In San Francisco, California, someone is playing jury and executioner, murdering criminals who have evaded the law. It’s up to “Dirty Harry” Callahan (Clint Eastwood, Unforgiven) to find the killer/killers and bring him/them to justice.
Reaction & Thoughts:
“A man’s got to know his limitations.”
The second “Dirty Harry” Callahan movie isn’t your typical run-of-the-mill sequel. Magnum Force is similar to Dirty Harry but not quite the same. In fact, Magnum Force is one of the most intriguing (and oddest) movie sequels ever made.
Ever since it was released, back in 1971, Dirty Harry has been surrounded by controversy. Clint Eastwood’s cop Callahan was perceived by many viewers as a vigilante with a badge who had no qualms about ignoring people’s rights. Eastwood listened to the complaints and went out of his way to clarify his position on the character.
Eastwood explained: “The secret of the man I play is that he is a superhero, a dream character for most men. A guy sits in the audience. He’s scared stiff about his life. He wants to be that self sufficient legend he sees up on the screen in my pictures. A super human character who has all the answers, is doubly cool, exists without society, without anyone’s help. Of course, it will never happen that way.”
Having said his piece on Dirty Harry, Eastwood moved on. But after Warner Bros. convinced him to make a sequel to the 1971 blockbuster, Eastwood decided that the next film in the series would be used to vindicate Callahan. Magnum Force is fascinatingly self-conscious and super-meta — this is a movie whose main purpose is to put us at ease and make us feel comfortable with the controversial cop.
“I’m afraid you’ve misjudged me,” Callahan says. The scene almost breaks the fourth wall. Eastwood is clearly talking to the audience, something he continues to do throughout the entire film. In addition, Eastwood tries to humanize Callahan. We see him in his apartment relaxing after a tough day at work. We also see Callahan interact with lifelong friends. We even see him having a brief sexual encounter. All these scenes are designed to make Callahan more human, more likable.
Dirty Harry was also accused of racism, and Eastwood had a solution to that too — Callahan now has an African-American partner. Most interesting is how Eastwood addresses Callahan’s anti-establishment streak.

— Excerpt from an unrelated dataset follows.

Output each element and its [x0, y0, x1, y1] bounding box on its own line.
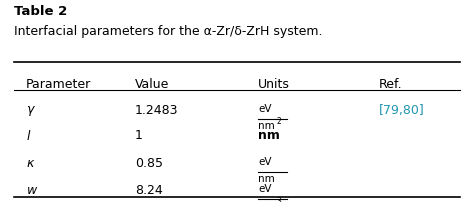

In one pivotal moment, Callahan says, “I hate the goddamn system. But until someone has some changes that make sense, I’ll stick with it.” A curious statement from a man who refuses to follow orders.
The cynic in me thinks that this rebooting is nothing but a disingenuous attempt at damage control. I personally think that Eastwood is trying to have it both ways and this is exactly why I think Magnum Force is a bit of a head-scratcher. But Eastwood’s back-pedaling is genuinely interesting to watch (Eastwood being politically correct? Get out of here!), and by the end of Magnum Force, it all comes together — while it does lack the kinetic energy of its predecessor, the film is solid entertainment.
Anyhow, did I mention that the film has a great cast? Hal Holbrook (All the President’s Men) is terrific as Callahan’s boss. David Soul (TV’s Staysky and Hutch), Robert Urich (TV’s Spenser: For Hire), Tim Matheson (Up the Creek) and Kip Niven (Earthquake) appear as traffic cops. Margaret Avery (The Color Purple) plays a prostitute and Suzanne Somers (TV’s Three’s Company) has a bit part as a pool girl.
Conclusions & Final Thoughts:
Clint Eastwood has said numerous times that Magnum Force is his favorite Dirty Harry movie. Since the film was an obviously personal project for the filmmaker, the movie is ripe for a deeper analysis on various levels. As we continue to reexamine policing in America, Magnum Force and the rest of the movies in the franchise have acquired greater relevance. I’m afraid we will continue to debate the pros/cons of “Dirty Harry” and this isn’t necessarily a bad thing. Color, 124 minutes, Rated R.